"I was very young and foolish in those days," said Queenie, with a sigh. "I do not suppose that any girl ever lived more silly and romantic than I was. I brooded day and night over the mysterious donor of the fan and flowers. All my secret thoughts were of him. I felt quite sure in my own mind that the handsome man who had looked at me so admiringly in the fancy store was my unknown admirer. I expected daily to meet him somewhere in the haunts of the gay society in which I had become somewhat of a belle. You remember, Sydney?"

Sydney did not answer, and she went on, slowly:

"I did not meet him in society; but after a time we met in a public park. I was walking there alone. I slipped and fell, spraining my ankle severely. A gentleman rushed to my assistance. It was the handsome stranger of whom I had dreamed so much that I had become perfectly infatuated with him. He placed me in a carriage and took me home. You were all out that day, and I never told of that event in my life through some undefined fear of censure. That was where my fault began—in that first act of secrecy."

She paused a moment, and a heart-wrung sigh drifted over her pale and quivering lips.

Sydney sat perfectly still, regarding her with stern, unpitying eyes, as though they were strangers instead of sisters whom the same mother had nursed on her breast.

"We met again and again," said Queenie, slowly. "Always by accident, it seemed at first, Sydney, and I am quite sure it was accident on my part; but I know now that it was by design on the part of Mr. Vinton. He wooed me in the most romantic fashion. Flowers and poetry were the vehicles through which he conveyed his sentiments, until at last grown bolder, he openly avowed his love for me."
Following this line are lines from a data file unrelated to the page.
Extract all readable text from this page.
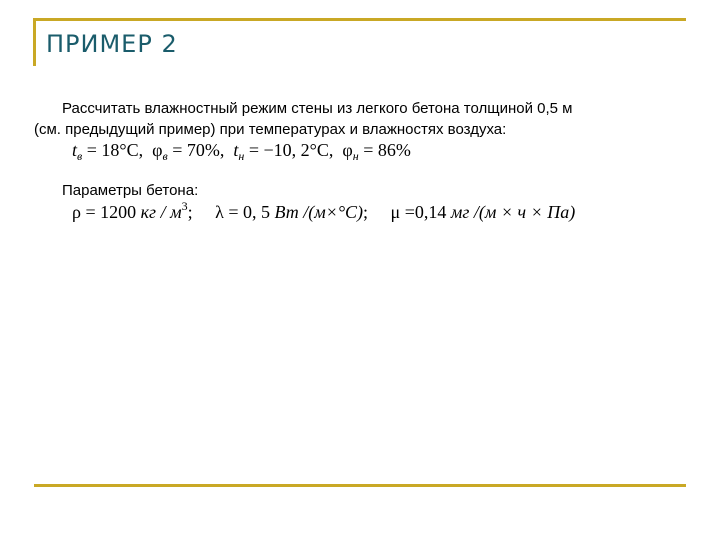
ПРИМЕР 2
Рассчитать влажностный режим стены из легкого бетона толщиной 0,5 м
(см. предыдущий пример) при температурах и влажностях воздуха:
$t_в = 18^\circ C$,  $\varphi_в = 70\%$,  $t_н = -10$, 2°C,  $\varphi_н = 86\%$
Параметры бетона:
ρ = 1200 кг / $м^3$; λ = 0, 5 Вт /(м×°С); μ =0,14 мг /(м × ч × Па)
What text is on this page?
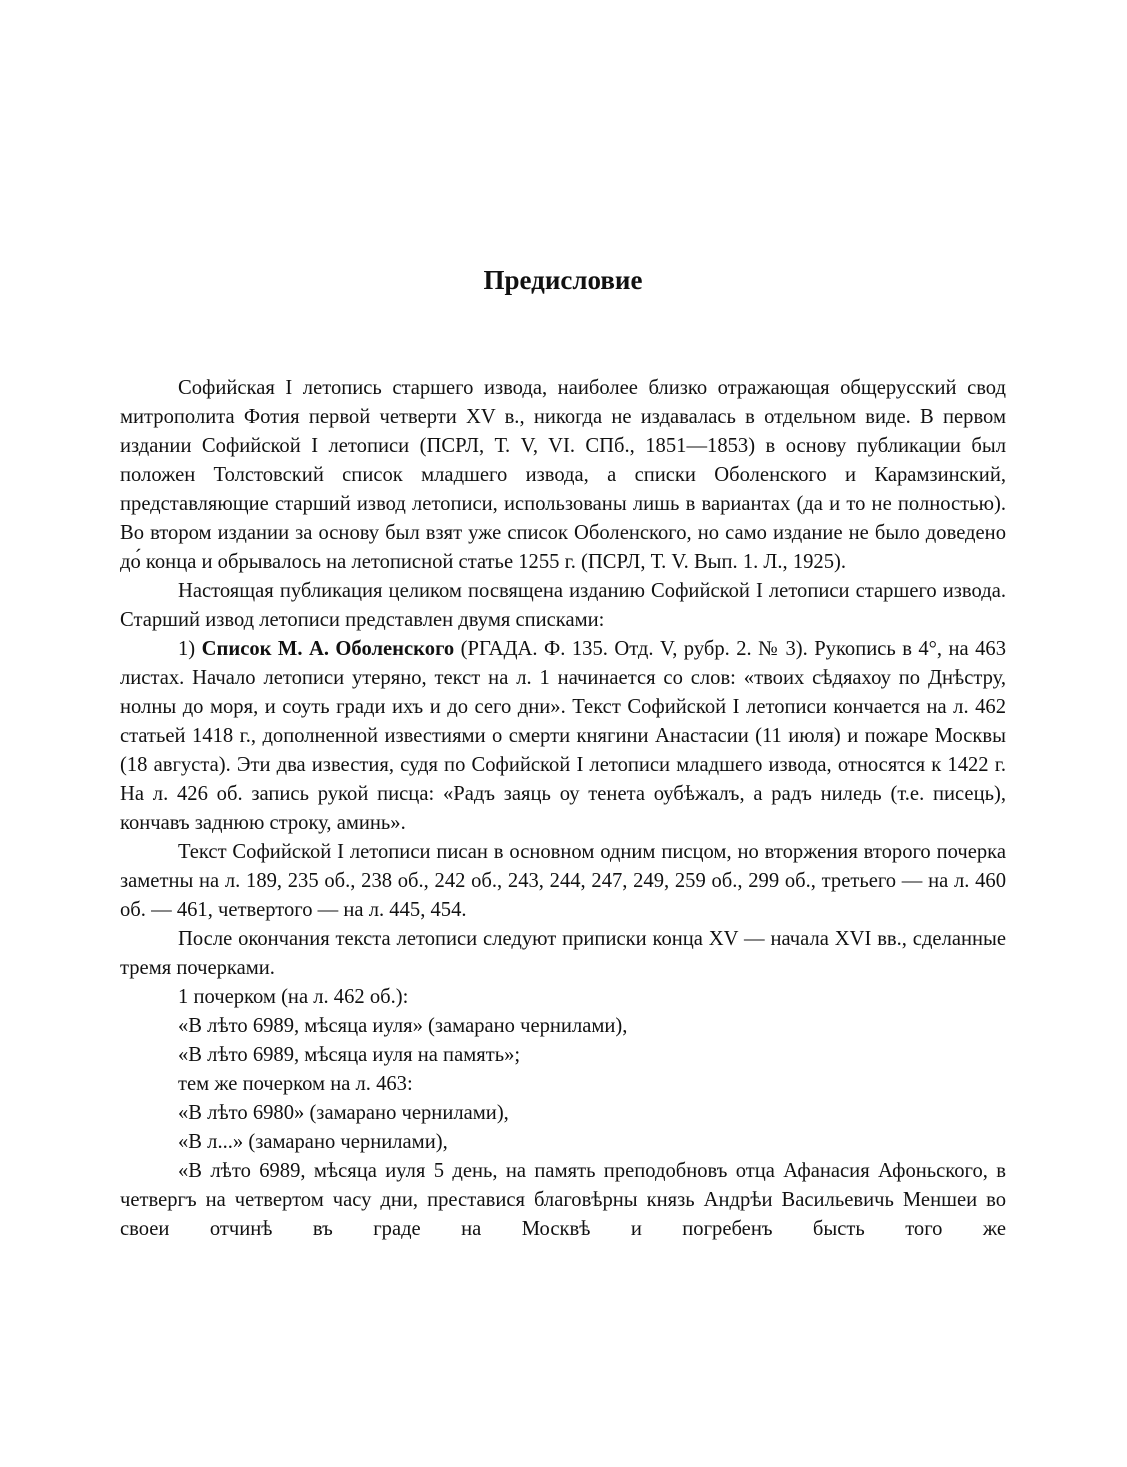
Предисловие

Софийская I летопись старшего извода, наиболее близко отражающая общерусский свод митрополита Фотия первой четверти XV в., никогда не издавалась в отдельном виде. В первом издании Софийской I летописи (ПСРЛ, Т. V, VI. СПб., 1851—1853) в основу публикации был положен Толстовский список младшего извода, а списки Оболенского и Карамзинский, представляющие старший извод летописи, использованы лишь в вариантах (да и то не полностью). Во втором издании за основу был взят уже список Оболенского, но само издание не было доведено до́ конца и обрывалось на летописной статье 1255 г. (ПСРЛ, Т. V. Вып. 1. Л., 1925).

Настоящая публикация целиком посвящена изданию Софийской I летописи старшего извода. Старший извод летописи представлен двумя списками:

1) Список М. А. Оболенского (РГАДА. Ф. 135. Отд. V, рубр. 2. № 3). Рукопись в 4°, на 463 листах. Начало летописи утеряно, текст на л. 1 начинается со слов: «твоих сѣдяахоу по Днѣстру, нолны до моря, и соуть гради ихъ и до сего дни». Текст Софийской I летописи кончается на л. 462 статьей 1418 г., дополненной известиями о смерти княгини Анастасии (11 июля) и пожаре Москвы (18 августа). Эти два известия, судя по Софийской I летописи младшего извода, относятся к 1422 г. На л. 426 об. запись рукой писца: «Радъ заяць оу тенета оубѣжалъ, а радъ ниледь (т.е. писець), кончавъ заднюю строку, аминь».

Текст Софийской I летописи писан в основном одним писцом, но вторжения второго почерка заметны на л. 189, 235 об., 238 об., 242 об., 243, 244, 247, 249, 259 об., 299 об., третьего — на л. 460 об. — 461, четвертого — на л. 445, 454.

После окончания текста летописи следуют приписки конца XV — начала XVI вв., сделанные тремя почерками.

1 почерком (на л. 462 об.):

«В лѣто 6989, мѣсяца иуля» (замарано чернилами),

«В лѣто 6989, мѣсяца иуля на память»;

тем же почерком на л. 463:

«В лѣто 6980» (замарано чернилами),

«В л...» (замарано чернилами),

«В лѣто 6989, мѣсяца иуля 5 день, на память преподобновъ отца Афанасия Афоньского, в четвергъ на четвертом часу дни, преставися благовѣрны князь Андрѣи Васильевичь Меншеи во своеи отчинѣ въ граде на Москвѣ и погребенъ бысть того же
"You must have been very forward to have encouraged him to a declaration so soon," said Sydney, with a sneer.

"Sydney, I declare to you I was not. Oh! if you knew Leon Vinton as I do now, you would know that I was not—you would know that the more timid and shrinking the dove the more fierce and unrelenting would be his pursuit," exclaimed Queenie, with a scarlet blush at her sister's cruel charge.

"I knew, of course," she continued, after a moment's thoughtful pause, "home was the proper place for my lover to woo me. I said as much to him. His ready excuse appeared perfectly sufficient in my silly eyes. He told me that he was a foreigner of high birth and rank, exiled from his native land through a political offense and that he had heard that my father was bitterly opposed to all foreigners. He, therefore, felt it to be quite hopeless to seek for the entree to my father's house. Little simpleton that I was, I swallowed the whole stupendous lie because it was baited with the one single grain of truth—namely, the well-known fact that my father was bitterly prejudiced against all persons of foreign birth. I believed all he told me, and, worse than all, I believed that I was deeply and devotedly in love with him. That was the blind mistake of my life, Sydney. Now I know that I was not in love with the man. It was the romance and poetry of his manner of wooing me, the mystery that surrounded him with an atmosphere of ideality that fascinated and infatuated me. I was very young and romantic, as he well knew when he set his artful trap for me. He knew too well how to bait it. It was only the wooing that I loved when I thought it was the wooer."

Her voice broke a moment, and she buried her face in her hands.